Ich vermeide Auseinandersetzungen

Ich vermeide Auseinandersetzungen mit dem herrlichen Kind, wann immer es geht. Nicht aus einer pädagogischen Überlegung heraus, sondern weil es mich so anstrengt. Wenn es egal ist, gebe ich nach. Oder ich lenke ihn ab. Ich besteche und manipuliere, locke ihn, lasse es gut sein. Aber ich kämpfe nicht gerne mit ihm. Es fühlt sich vorher immer so falsch an. Währenddessen ist es gar nicht so schlimm meistens und hinterher manchmal richtig gut. Weil es ja auch so sein muss, es gehört dazu. Es ist vorgesehen. Meine Stiefmutter hat den sehr klugen Satz gesagt "Wenn kämpfen, dann gewinnen - aber wenig kämpfen."

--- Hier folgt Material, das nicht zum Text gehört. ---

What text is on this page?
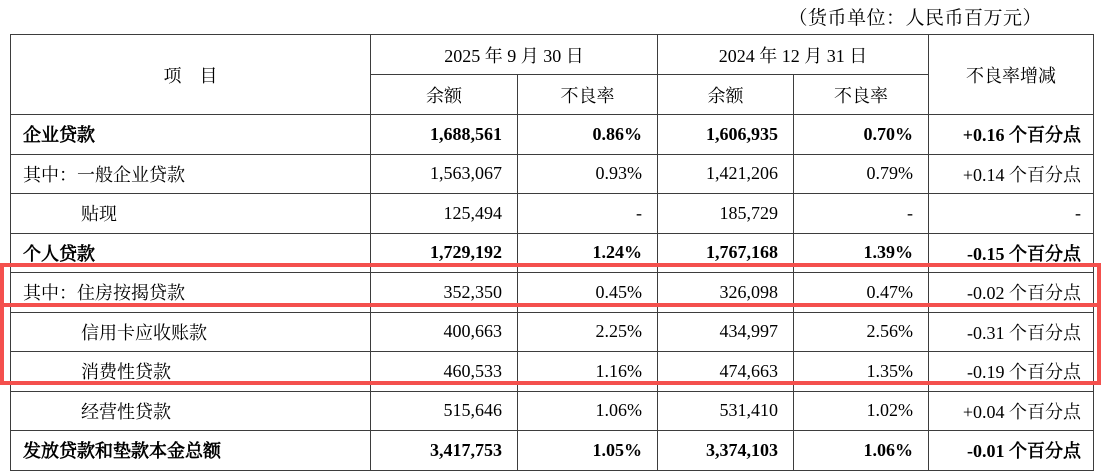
（货币单位：人民币百万元）
项　目	2025 年 9 月 30 日		2024 年 12 月 31 日		不良率增减
	余额	不良率	余额	不良率	
企业贷款	1,688,561	0.86%	1,606,935	0.70%	+0.16 个百分点
其中：一般企业贷款	1,563,067	0.93%	1,421,206	0.79%	+0.14 个百分点
贴现	125,494	-	185,729	-	-
个人贷款	1,729,192	1.24%	1,767,168	1.39%	-0.15 个百分点
其中：住房按揭贷款	352,350	0.45%	326,098	0.47%	-0.02 个百分点
信用卡应收账款	400,663	2.25%	434,997	2.56%	-0.31 个百分点
消费性贷款	460,533	1.16%	474,663	1.35%	-0.19 个百分点
经营性贷款	515,646	1.06%	531,410	1.02%	+0.04 个百分点
发放贷款和垫款本金总额	3,417,753	1.05%	3,374,103	1.06%	-0.01 个百分点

Heute morgen war jede Kleinigkeit ein Kampf, ein Drama. Wickeln, anziehen, eincremen sowieso und Zähneputzen besonders. Ich musste ihn auf dem Boden fixieren, um seine kleinen Zähnchen zu putzen. (Dabei habe ich gesehen, warum er am Wochenende Fieber hatte - tatsächlich sind auch für einen so kleinen Menschen acht Backenzähne vorgesehen, nicht vier, wie ich gehofft hatte.) Ein Drama heute Morgen auch, dass ich meine Zähne geputzt habe, dass ich mich angezogen habe. 126 Mal hat er "Nein" gerufen und dazwischen "Mama Arm". Wildes Schluchzen, Zornheulen, wehende Rotzglocken aus beiden Nasenlöchern, Tränenströme, rotes Gesichtlein. Ich habe tief geatmet und ihm gesagt, dass ich ihn lieb habe, auch wenn er grantig ist, auch wenn er emotional ist, auch wenn er sich anstellt, auch wenn es gerade sehr laut und ungemütlich ist mit ihm und ich seit 2 Jahren wach bin. Einmal habe ich gesagt, dass es reicht, Schluß jetzt. Und es durchgezogen. Weil, ja weil eben. Es gibt keine 2 Meinungen beim Zähneputzen und Anziehen. Und der Kampf und wie er gekämpft wird und dass er bitteschön unbedingt von mir, seiner Mama, seinem Fels in der Brandung, gewonnen wird, ist wichtig. Manchmal. Leider. Weil das herrliche Kind ist doch ohnehin so wahnsinnig fremdbestimmt und alles wird ihm vorgesetzt. Und wenn ich etwas nachfühlen kann aktuell, dann die Anstrengung und Frustration des Fremdbestimmt Seins.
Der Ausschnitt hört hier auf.